According to the study Aerobic Fitness Reduces Brain Tissue Loss in Aging Humans, published in 2003 in the Journal of Gerontology, the human brain gradually loses tissue from the third decade onwards. leading to decline in cognitive and memory performance. However, aerobic fitness can arrest age-related deterioration in tissue density in the brain. More importantly, the findings—also part of a 2010 University of Florida dissertation, Neural Correlates of Aerobic Fitness And Aging: A Cross-sectional Investigation Using fMRI, DTI And TMS—indicate that aerobic conditioning is linked directly to improving the tissues that play a central role in causing clinical syndromes like Alzheimer’s disease and schizophrenia.
Just like cardio takes care of the heart and lungs (and mind), weight training will improve both bone density and prevent muscle loss. The best exercises for developing bone density are squats, lunges and step-ups for the lower body; and shoulder press or military press for the upper body. Choose weights that you can safely lift 15 times without tiring.
A series of studies conducted over the years have stated that muscles shrink with age, and these weight exercises not only prevent that, they also seem to increase the number of small blood vessels around muscles by up to 15%, potentially increasing endurance capacity. Since the overall process of muscle loss picks up pace after the age of 50, strength training for people above the age of 50 is especially critical. Fortunately, it’s never too late. Research demonstrates that even individuals over the age of 80 can fortify their muscles by participating in regular strength-training workouts. In the Melbourne Collaborative Cohort Study published in the October 2007 issue of Arthritis Care & Research, the researchers studied the effect of physical activity, in various degrees of intensity, frequency and duration, on knee structures in a total of 257 healthy adults between the ages of 50 and 79, and found that intense exercise prevents and helps osteoarthritis.
Most of the common age-related symptoms like lower back pain, neck pain and knee pain can easily be avoided with regular strength-training routines and stretching. The key word here is regular: You don’t have to push yourself hard, or do huge amounts of exercise, or get to athletic levels of fitness—you need to do a little bit of exercise, but you need to do it every day.

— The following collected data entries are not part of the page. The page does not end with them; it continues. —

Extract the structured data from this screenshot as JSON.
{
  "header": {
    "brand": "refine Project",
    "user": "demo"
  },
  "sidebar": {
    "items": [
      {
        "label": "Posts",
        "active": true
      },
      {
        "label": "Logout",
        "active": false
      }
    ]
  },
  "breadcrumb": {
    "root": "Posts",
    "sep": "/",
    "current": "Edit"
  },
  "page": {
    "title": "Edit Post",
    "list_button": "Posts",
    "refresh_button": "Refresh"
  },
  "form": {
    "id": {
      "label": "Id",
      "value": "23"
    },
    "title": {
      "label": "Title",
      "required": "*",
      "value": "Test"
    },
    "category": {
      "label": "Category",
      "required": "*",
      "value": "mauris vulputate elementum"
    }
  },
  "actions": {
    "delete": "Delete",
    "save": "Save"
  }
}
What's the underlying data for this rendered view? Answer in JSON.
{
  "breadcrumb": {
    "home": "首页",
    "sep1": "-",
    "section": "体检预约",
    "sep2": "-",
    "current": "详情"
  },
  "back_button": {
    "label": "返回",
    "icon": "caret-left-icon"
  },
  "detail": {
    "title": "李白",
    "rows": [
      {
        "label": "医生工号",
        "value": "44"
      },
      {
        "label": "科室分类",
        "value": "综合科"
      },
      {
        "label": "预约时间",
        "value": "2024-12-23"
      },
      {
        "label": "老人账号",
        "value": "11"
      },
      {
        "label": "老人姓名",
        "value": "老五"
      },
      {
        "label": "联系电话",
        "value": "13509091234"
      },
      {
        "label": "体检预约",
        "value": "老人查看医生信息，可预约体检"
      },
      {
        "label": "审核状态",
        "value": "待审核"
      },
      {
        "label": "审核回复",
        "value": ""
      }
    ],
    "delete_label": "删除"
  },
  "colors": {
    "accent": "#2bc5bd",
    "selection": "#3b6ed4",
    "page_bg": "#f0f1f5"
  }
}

Ranadeep Moitra is a certified coach from the National Strength and Conditioning Association of America, and has worked with the Indian cricket team, the Bengal cricket team and the East Bengal Football Club. He currently coaches the Indian golf team.
The age-defying blueprint
Workout basics—what to do, when to do it and how much to do.
u Stretch muscles four-five times a week. Yoga is a great stretching protocol.
u Participate in an aerobic-intensive sport or activity three times a week. Swimming is the best from of aerobic exercise for senior people because it puts no impact-stress on the joints, unlike walking or running.
u Lightly train with resistance bands or weights two- three times a week.
u Drink lots of water before, during and after exercise.
u Allow yourself lots of rest between sets while training with weights.
u Warm up and cool down thoroughly. Older muscles need a longer warm-up period.
u Give yourself one-two days of complete rest in a week to aid recovery.